Named after the Pokemon character Sandshrew, the pangolin was found weak, hungry and alone in the Upper Thomson area, and sent to the Wildlife Health and Research Centre in January 2017.
At the time of its rescue, the 1.5-month-old pangolin weighed 522 grams and would not have survived in the wild as it was still dependent on his mother.
After it was rescued, Sandshrew's carers bottle-fed it with milk replacer until it could be weaned. When it was old enough to forage, its carers would look for natural food sources so that Sandshrew could learn how to eat live prey and get used to the occasional insect bite.
Almost two years on, Sandshrew has grown to 6.4kg.
On Tuesday, it was taken by WRS and the National Parks Board (NParks) to an undisclosed location, where it will remain for about 10 days in an enclosure. The gate of the enclosure will be left open for it to leave voluntarily.
A radio tracking device attached to one of Sandshrew’s scales will allow its movements in the wild to be monitored. It will also be watched 24 hours a day to see how it is adapting to life in the wild.

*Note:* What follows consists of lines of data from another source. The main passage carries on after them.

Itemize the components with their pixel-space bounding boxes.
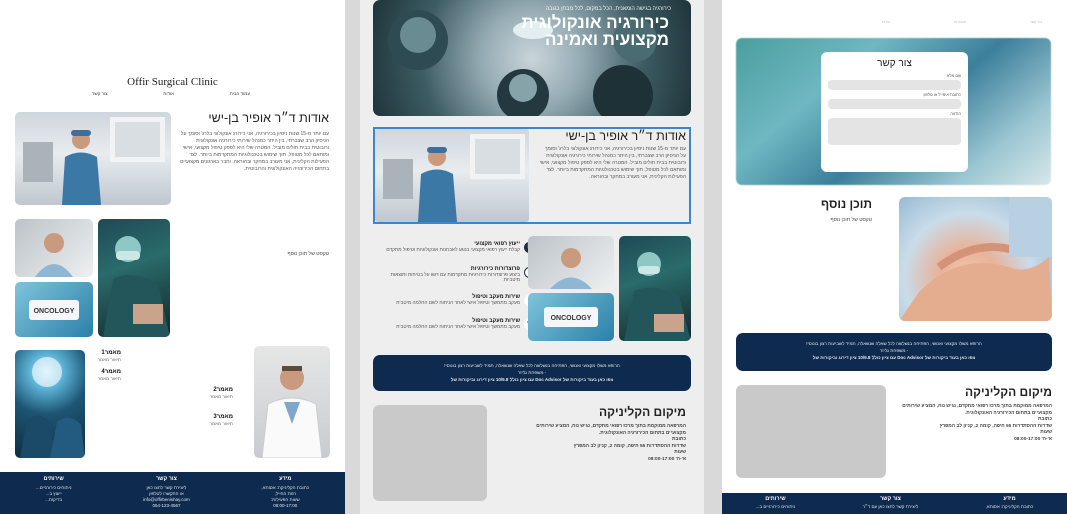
article-desc: תיאור מאמר xyxy=(97,357,121,362)
article-desc: תיאור מאמר xyxy=(209,421,233,426)
doctor-portrait-photo xyxy=(528,236,614,289)
footer-services: שירותים ניתוחים כירורגיים ב... xyxy=(755,496,796,509)
oncology-sign-photo xyxy=(528,293,614,341)
faded-nav: אודות מאמרים צור קשר xyxy=(882,20,1042,24)
name-input[interactable] xyxy=(828,80,961,90)
map-placeholder[interactable] xyxy=(373,405,487,501)
doctor-operating-room-photo xyxy=(15,112,171,205)
oncology-sign-photo xyxy=(15,282,93,337)
surgery-photo xyxy=(619,236,691,341)
article-card[interactable] xyxy=(210,387,233,399)
footer-contact: צור קשר ליצירת קשר לחצו כאן עם ד״ר xyxy=(862,496,919,509)
service-item[interactable]: שירות מעקב וטיפול מעקב מתמשך וטיפול אישי לאחר הניתוח לשם החלמה מיטבית xyxy=(380,294,520,306)
article-card[interactable] xyxy=(98,369,121,381)
nav-about[interactable]: אודות xyxy=(163,91,175,96)
article-desc: תיאור מאמר xyxy=(209,394,233,399)
testimonial-quote: הרופא משלו מקצועי ואנושי, הפתיחה בנשלשה לכל שאלה שנשאלה, תמיד לשביעות רצון בונוסי! xyxy=(444,363,620,368)
oncology-label: ONCOLOGY xyxy=(33,308,75,315)
article-card[interactable] xyxy=(210,414,233,426)
name-label: שם מלא xyxy=(946,73,961,78)
surgery-lights-photo xyxy=(15,350,85,458)
more-content-body: טקסט של תוכן נוסף xyxy=(830,217,872,223)
main-nav xyxy=(92,91,250,96)
site-logo[interactable]: Offir Surgical Clinic xyxy=(127,76,218,88)
testimonial-author: - משפחת גליזר xyxy=(879,348,909,353)
map-placeholder[interactable] xyxy=(736,385,886,478)
service-item[interactable]: שירות מעקב וטיפול מעקב מתמשך וטיפול אישי לאחר הניתוח לשם החלמה מיטבית xyxy=(380,318,520,330)
footer-email-link[interactable]: info@offirbenishay.com xyxy=(143,497,190,502)
reviews-link[interactable]: צפו כאן בעוד ביקורות של Doc Advisor עם ציון כולל 10/9.8 ציון דירוג וביקורות של xyxy=(450,377,614,382)
site-footer xyxy=(0,472,345,514)
nav-contact[interactable]: צור קשר xyxy=(92,91,108,96)
article-title: מאמר4 xyxy=(101,369,121,375)
article-title: מאמר3 xyxy=(213,414,233,420)
about-body: עם יותר מ-15 שנות ניסיון בכירורגיה, אני כירורג אונקולוגי בלרג' וסומך על הניסיון הרב שצברתי, בין היתר כמנהל שירותי כירורגיה אונקולוגית ורובוטית בבית חולים מוביל. המטרה שלי היא לספק טיפול מקצועי, אישי ומותאם לכל מטופל, תוך שימוש בטכנולוגיות המתקדמות ביותר. לצד הפעילות הקלינית, אני מעורב במחקר ובהוראה, וחבר בארגונים מקצועיים בתחום הכירורגיה האונקולוגית והרובוטית. xyxy=(180,131,329,172)
page-preview-contact xyxy=(722,0,1067,514)
surgery-photo xyxy=(98,219,170,337)
location-title: מיקום הקליניקה xyxy=(965,385,1052,399)
reviews-link[interactable]: צפו כאן בעוד ביקורות של Doc Advisor עם ציון כולל 10/9.8 ציון דירוג וביקורות של xyxy=(812,355,976,360)
about-body: עם יותר מ-15 שנות ניסיון בכירורגיה, אני כירורג אונקולוגי בלרג' וסומך על הניסיון הרב שצברתי, בין היתר כמנהל שירותי כירורגיה אונקולוגית ורובוטית בבית חולים מוביל. המטרה שלי היא לספק טיפול מקצועי, אישי ומותאם לכל מטופל, תוך שימוש בטכנולוגיות המתקדמות ביותר. לצד הפעילות הקלינית, אני מעורב במחקר ובהוראה. xyxy=(539,146,686,180)
article-desc: תיאור מאמר xyxy=(97,376,121,381)
doctor-portrait-photo xyxy=(15,219,93,277)
footer-services: שירותים ניתוחים כירורגיים... ייעוץ ב... בדיקות... xyxy=(35,476,72,502)
more-content-title: תוכן נוסף xyxy=(821,197,872,211)
extra-content-text: טקסט של תוכן נוסף xyxy=(287,251,329,257)
nav-home[interactable]: עמוד הבית xyxy=(229,91,250,96)
holding-hands-photo xyxy=(899,197,1052,321)
about-title: אודות ד״ר אופיר בן-ישי xyxy=(565,129,686,143)
about-title: אודות ד״ר אופיר בן-ישי xyxy=(208,111,329,125)
oncology-label: ONCOLOGY xyxy=(550,315,592,322)
testimonial-banner xyxy=(373,355,691,391)
footer-contact: צור קשר ליצירת קשר לחצו כאן או התקשרו לטלפון info@offirbenishay.com 054-123-4567 xyxy=(143,476,190,508)
page-preview-redesign xyxy=(360,0,704,514)
footer-info: מידע כתובת הקליניקה: אסותא, רמת החייל, שעות הפעילות: 08:00-17:00 xyxy=(261,476,310,508)
hero-tagline: כירורגיה בגישה הומאנית, הכל במקום, לכל מבחן בגובה xyxy=(545,6,671,12)
email-input[interactable] xyxy=(828,99,961,109)
testimonial-quote: הרופא משלו מקצועי ואנושי, הפתיחה בנשלשה לכל שאלה שנשאלה, תמיד לשביעות רצון בונוסי! xyxy=(806,341,982,346)
article-card[interactable] xyxy=(98,350,121,362)
footer-info: מידע כתובת הקליניקה: אסותא, xyxy=(985,496,1034,509)
message-textarea[interactable] xyxy=(828,118,961,145)
contact-form-title: צור קשר xyxy=(877,58,912,69)
article-title: מאמר2 xyxy=(213,387,233,393)
page-preview-desktop xyxy=(0,0,345,514)
footer-phone[interactable]: 054-123-4567 xyxy=(152,503,181,508)
service-item[interactable]: פרוצדורות כירורגיות ביצוע פרוצדורות כירורגיות מתקדמות עם דגש על בטיחות ותוצאות מיטביות xyxy=(380,266,520,283)
contact-form xyxy=(821,52,968,172)
hero-banner xyxy=(373,0,691,116)
location-details: המרפאה ממוקמת בתוך מרכז רפואי מתקדם, נגיש נוח, המציע שירותים מקצועיים בתחום הכירורגיה האונקולוגית. כתובת שדרות ההסתדרות 55 חיפה, קומה 2, קניון לב המפרץ שעות א'-ה' 08:00-17:00 xyxy=(902,404,1052,442)
site-footer xyxy=(722,493,1067,514)
email-label: כתובת אימייל או טלפון xyxy=(923,92,961,97)
testimonial-author: - משפחת גליזר xyxy=(517,370,547,375)
message-label: הודעה xyxy=(950,111,961,116)
hero-title: כירורגיה אונקולוגית מקצועית ואמינה xyxy=(521,13,669,49)
testimonial-banner xyxy=(736,333,1052,371)
service-item[interactable]: ייעוץ רפואי מקצועי קבלת ייעוץ רפואי מקצועי בנוגע לאבחנות אונקולוגיות וטיפול מתקדם xyxy=(380,241,520,253)
doctor-labcoat-photo xyxy=(254,346,330,458)
doctor-operating-room-photo xyxy=(375,129,529,222)
article-title: מאמר1 xyxy=(101,350,121,356)
location-details: המרפאה ממוקמת בתוך מרכז רפואי מתקדם, נגיש נוח, המציע שירותים מקצועיים בתחום הכירורגיה האונקולוגית. כתובת שדרות ההסתדרות 55 חיפה, קומה 2, קניון לב המפרץ שעות א'-ה' 08:00-17:00 xyxy=(536,424,686,462)
location-title: מיקום הקליניקה xyxy=(599,405,686,419)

"Being the first of its kind, the delicate operation could open up opportunities to develop protocols for future rescue and rehabilitation efforts for the species as a whole," WRS and NParks said in a release.
The update on Sandshrew's rehabilitation was provided by Second Minister for National Development Desmond Lee, who also launched a national conservation and strategy action plan for Sunda Pangolin conservation in Singapore for the next 50 years.
The Sunda pangolin is critically endangered in the region – and is the world’s most widely trafficked mammal.
Among the five goals in the plan include gathering and sharing information on the animal, ensuring a self-supporting population of pangolins and establishing wildlife-conscious urban planning policies and measures.
“In 2009, Night Safari Singapore became the first zoological institution to display the Sunda Pangolin and later to breed the species under human care but this alone is not enough. To save this iconic animal, we need to work together on a comprehensive and coordinated plan,” said Mr Mike Barclay, Group CEO of Mandai Park Holdings.
Mr Desmond Lee added: "I hope we put this plan earnestly into action and also involve many Singaporeans in wildlife monitoring, bring young children on board through citizen science.
"Allow them to use technology to help participate in wildlife count and use the Sunda Pangolin and other wildlife as icons that we can find in our school textbooks and pre-school material and allow them to get a better feel of wildlife that inhabit this island."